Actuarial perspective on the ACA’s 3:1 age ratio

Posted by on Oct 24, 2016 in News | 0 comments

Mac McCarthy provided an actuarial point of view on problems with the Affordable Care Act’s mandatory 3:1 age ratios in a subscriber-only Inside Health Insurance Exchanges story entitled How Switching to 5:1 Age-Rating Band May Impact Rates, Enrollment, CMS Spending

“Mac McCarthy, president of McCarthy Actuarial Consulting, LLC, agrees that while moving to a 5:1 ratio is a step in the right direction, it probably is not enough to entice substantial numbers of young adults to enroll at this stage of the game. “The tepid individual mandate and enforcement, confusing and constantly changing plans, and difficult enrollment websites all work against enrolling folks that would rather not be bothered in the first place,” he says.

Consider this: A 27-year-old single healthy male earning $15,000 a year qualifies for a federal subsidy of about $220, McCarthy explains.
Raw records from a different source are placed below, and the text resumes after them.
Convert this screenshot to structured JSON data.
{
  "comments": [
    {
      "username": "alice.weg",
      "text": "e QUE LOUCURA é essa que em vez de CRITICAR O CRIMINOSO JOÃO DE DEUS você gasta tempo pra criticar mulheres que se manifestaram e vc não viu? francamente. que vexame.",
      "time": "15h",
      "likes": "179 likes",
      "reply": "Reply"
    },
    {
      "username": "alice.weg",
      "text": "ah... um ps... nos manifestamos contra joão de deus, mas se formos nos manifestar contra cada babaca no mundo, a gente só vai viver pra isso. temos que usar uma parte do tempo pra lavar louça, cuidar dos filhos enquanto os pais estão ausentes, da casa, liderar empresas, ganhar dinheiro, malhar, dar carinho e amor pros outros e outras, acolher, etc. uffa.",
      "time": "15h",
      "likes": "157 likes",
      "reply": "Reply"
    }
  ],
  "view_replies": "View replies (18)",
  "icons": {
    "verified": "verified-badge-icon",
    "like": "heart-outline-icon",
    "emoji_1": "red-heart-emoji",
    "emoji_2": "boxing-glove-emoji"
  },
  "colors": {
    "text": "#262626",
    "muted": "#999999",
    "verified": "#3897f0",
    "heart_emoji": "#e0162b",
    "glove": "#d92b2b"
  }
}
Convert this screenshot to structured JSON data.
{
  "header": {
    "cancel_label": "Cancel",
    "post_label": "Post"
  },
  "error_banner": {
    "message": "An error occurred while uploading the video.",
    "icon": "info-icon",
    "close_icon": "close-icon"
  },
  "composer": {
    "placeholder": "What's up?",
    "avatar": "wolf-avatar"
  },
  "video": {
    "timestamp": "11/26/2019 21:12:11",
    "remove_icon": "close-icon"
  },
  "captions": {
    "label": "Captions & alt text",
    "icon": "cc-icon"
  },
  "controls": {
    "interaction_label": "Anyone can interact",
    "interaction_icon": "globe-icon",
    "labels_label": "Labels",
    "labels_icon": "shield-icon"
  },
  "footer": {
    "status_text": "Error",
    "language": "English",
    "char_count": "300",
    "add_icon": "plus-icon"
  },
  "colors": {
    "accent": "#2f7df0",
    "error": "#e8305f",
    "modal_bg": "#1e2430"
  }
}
Due to the 3:1 age curve, the premium is $245, for a silver plan with a deductible of several thousand dollars. “His cost would only be $25 a month, but his expectation is that he will get nothing out of it. Do you think he will opt to use his $25 for that, or to take his girlfriend to a movie?” he asks. Under a 5:1 band, that person’s subsidy would completely cover the premium. “Now, all you have to do is to convince him to spend the time to research plans and deal with the exchange website,” McCarthy quips.”